What I haven’t worked out yet is how I’ll introduce myself. (Any ideas? If you do, please tag us on IG @uofastudentwellbeing) I am currently a student of psychology, but I also participate in econ/policy research with a national non-profit organisation. Years ago, I also participated in the Coastal Ambassadors Training Program and so I’d like to think I’m a passionate ocean steward. Reading this chapter on meaningful work from Brene Brown’s book helped me realise that the question, ‘what do you do’ shouldn’t only pertain to what paid employment you’re involved in, but should also include any work that matters to you. You can be an accountant by day, but a jeweller at all other times (i.e. What do you do? I’m an accountant/jeweller.) You could be student/hairdresser or a doctor/surf instructor or dentist/soccer player/hospice volunteer.

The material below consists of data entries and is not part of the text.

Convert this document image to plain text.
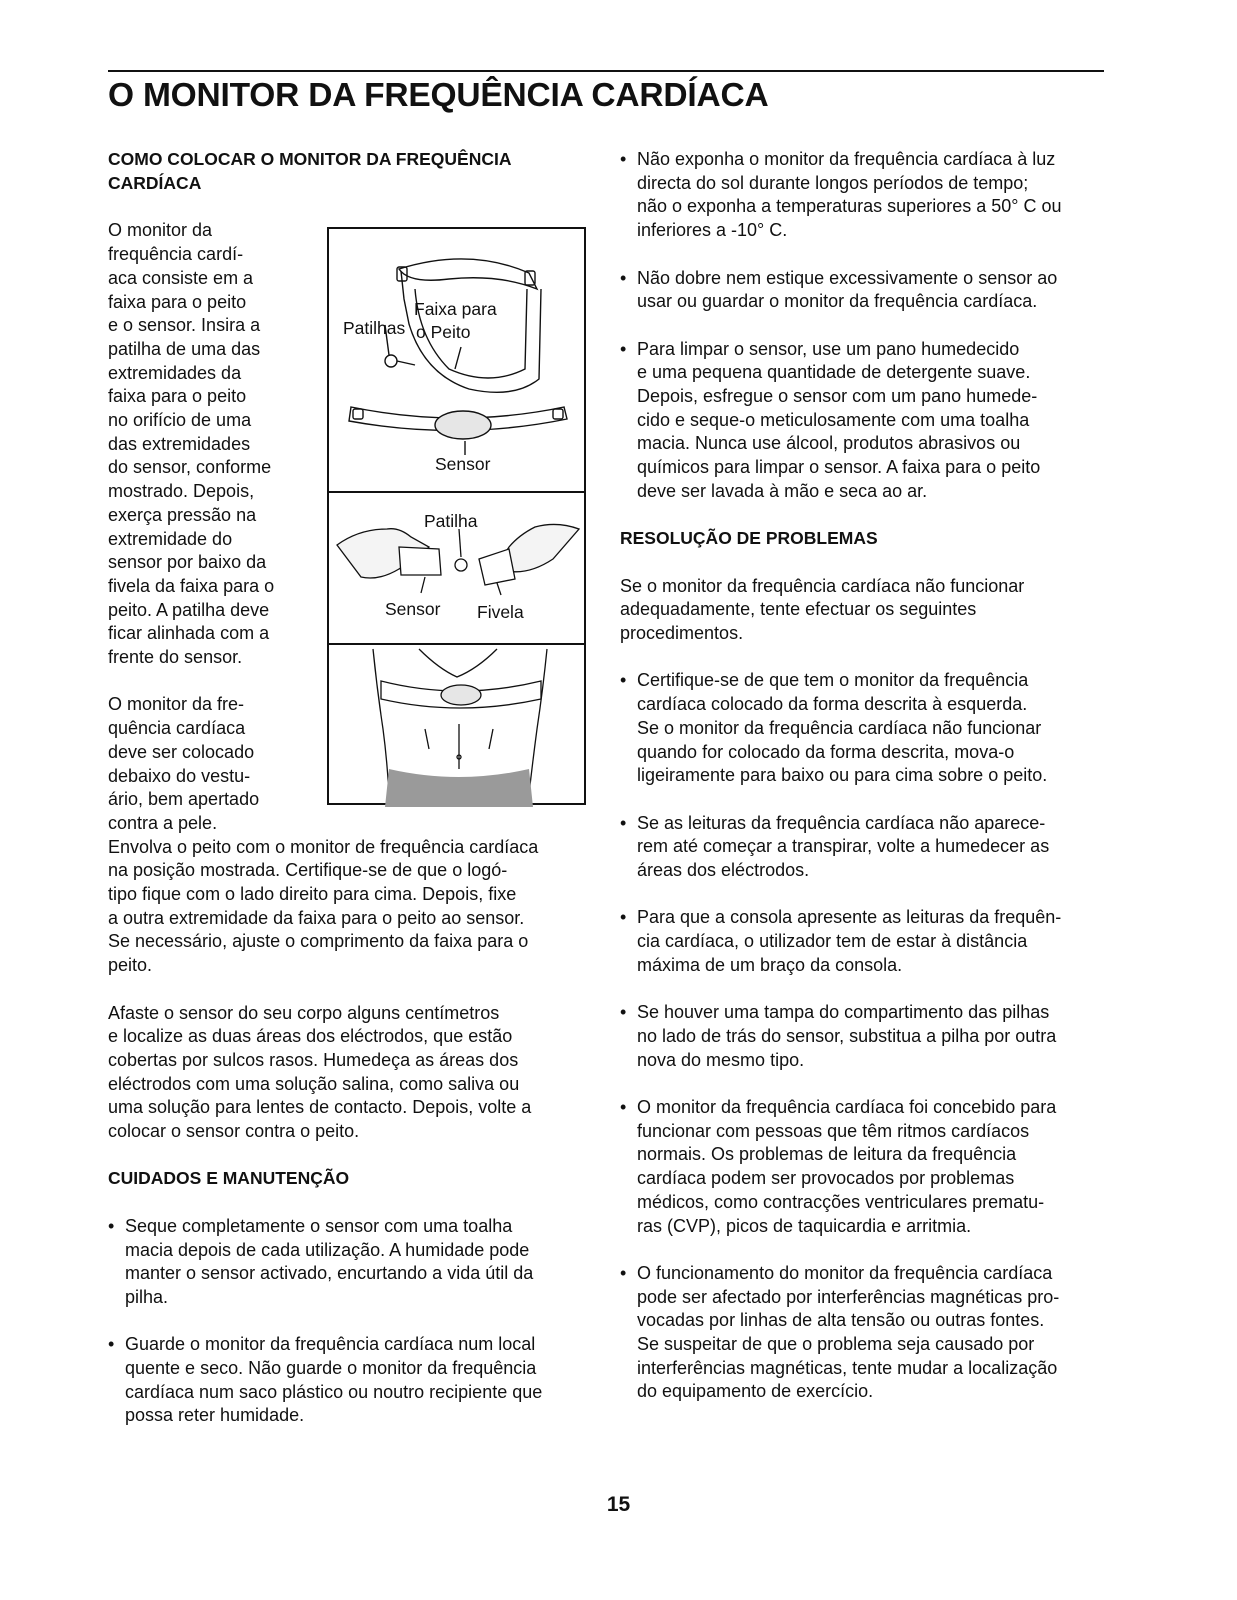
O MONITOR DA FREQUÊNCIA CARDÍACA

COMO COLOCAR O MONITOR DA FREQUÊNCIA
CARDÍACA

O monitor da
frequência cardí-
aca consiste em a
faixa para o peito
e o sensor. Insira a
patilha de uma das
extremidades da
faixa para o peito
no orifício de uma
das extremidades
do sensor, conforme
mostrado. Depois,
exerça pressão na
extremidade do
sensor por baixo da
fivela da faixa para o
peito. A patilha deve
ficar alinhada com a
frente do sensor.
O monitor da fre-
quência cardíaca
deve ser colocado
debaixo do vestu-
ário, bem apertado
contra a pele.
Envolva o peito com o monitor de frequência cardíaca
na posição mostrada. Certifique-se de que o logó-
tipo fique com o lado direito para cima. Depois, fixe
a outra extremidade da faixa para o peito ao sensor.
Se necessário, ajuste o comprimento da faixa para o
peito.
Afaste o sensor do seu corpo alguns centímetros
e localize as duas áreas dos eléctrodos, que estão
cobertas por sulcos rasos. Humedeça as áreas dos
eléctrodos com uma solução salina, como saliva ou
uma solução para lentes de contacto. Depois, volte a
colocar o sensor contra o peito.

CUIDADOS E MANUTENÇÃO

• Seque completamente o sensor com uma toalha
macia depois de cada utilização. A humidade pode
manter o sensor activado, encurtando a vida útil da
pilha.
• Guarde o monitor da frequência cardíaca num local
quente e seco. Não guarde o monitor da frequência
cardíaca num saco plástico ou noutro recipiente que
possa reter humidade.
Faixa para
o Peito
Patilhas
Sensor
Patilha
Sensor Fivela
• Não exponha o monitor da frequência cardíaca à luz
directa do sol durante longos períodos de tempo;
não o exponha a temperaturas superiores a 50° C ou
inferiores a -10° C.
• Não dobre nem estique excessivamente o sensor ao
usar ou guardar o monitor da frequência cardíaca.
• Para limpar o sensor, use um pano humedecido
e uma pequena quantidade de detergente suave.
Depois, esfregue o sensor com um pano humede-
cido e seque-o meticulosamente com uma toalha
macia. Nunca use álcool, produtos abrasivos ou
químicos para limpar o sensor. A faixa para o peito
deve ser lavada à mão e seca ao ar.

RESOLUÇÃO DE PROBLEMAS

Se o monitor da frequência cardíaca não funcionar
adequadamente, tente efectuar os seguintes
procedimentos.
• Certifique-se de que tem o monitor da frequência
cardíaca colocado da forma descrita à esquerda.
Se o monitor da frequência cardíaca não funcionar
quando for colocado da forma descrita, mova-o
ligeiramente para baixo ou para cima sobre o peito.
• Se as leituras da frequência cardíaca não aparece-
rem até começar a transpirar, volte a humedecer as
áreas dos eléctrodos.
• Para que a consola apresente as leituras da frequên-
cia cardíaca, o utilizador tem de estar à distância
máxima de um braço da consola.
• Se houver uma tampa do compartimento das pilhas
no lado de trás do sensor, substitua a pilha por outra
nova do mesmo tipo.
• O monitor da frequência cardíaca foi concebido para
funcionar com pessoas que têm ritmos cardíacos
normais. Os problemas de leitura da frequência
cardíaca podem ser provocados por problemas
médicos, como contracções ventriculares prematu-
ras (CVP), picos de taquicardia e arritmia.
• O funcionamento do monitor da frequência cardíaca
pode ser afectado por interferências magnéticas pro-
vocadas por linhas de alta tensão ou outras fontes.
Se suspeitar de que o problema seja causado por
interferências magnéticas, tente mudar a localização
do equipamento de exercício.
15
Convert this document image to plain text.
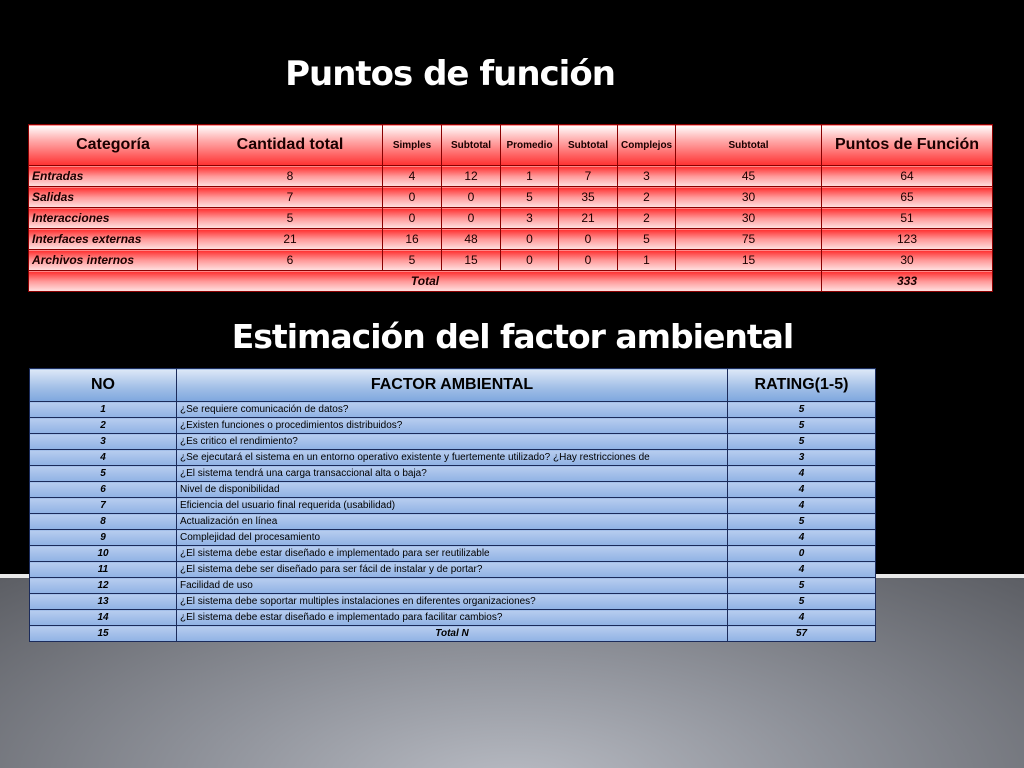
Puntos de función
Categoría	Cantidad total	Simples	Subtotal	Promedio	Subtotal	Complejos	Subtotal	Puntos de Función
Entradas	8	4	12	1	7	3	45	64
Salidas	7	0	0	5	35	2	30	65
Interacciones	5	0	0	3	21	2	30	51
Interfaces externas	21	16	48	0	0	5	75	123
Archivos internos	6	5	15	0	0	1	15	30
Total								333
Estimación del factor ambiental
NO	FACTOR AMBIENTAL	RATING(1-5)
1	¿Se requiere comunicación de datos?	5
2	¿Existen funciones o procedimientos distribuidos?	5
3	¿Es critico el rendimiento?	5
4	¿Se ejecutará el sistema en un entorno operativo existente y fuertemente utilizado? ¿Hay restricciones de	3
5	¿El sistema tendrá una carga transaccional alta o baja?	4
6	Nivel de disponibilidad	4
7	Eficiencia del usuario final requerida (usabilidad)	4
8	Actualización en línea	5
9	Complejidad del procesamiento	4
10	¿El sistema debe estar diseñado e implementado para ser reutilizable	0
11	¿El sistema debe ser diseñado para ser fácil de instalar y de portar?	4
12	Facilidad de uso	5
13	¿El sistema debe soportar multiples instalaciones en diferentes organizaciones?	5
14	¿El sistema debe estar diseñado e implementado para facilitar cambios?	4
15	Total N	57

What is meaningful work to you? What passion projects are you involved in that you would describe as life-giving (i.e. you might not be getting paid to do it, but you absolutely love what you’re doing?)
Cultivating Meaningful Work: Letting Go of Self-Doubt and “Supposed To”. *This is part of a blog series from my reflections during Mental Health Awareness Month and integrating the guideposts from Brene Brown’s book, the Gifts of Imperfections in my HDR experience.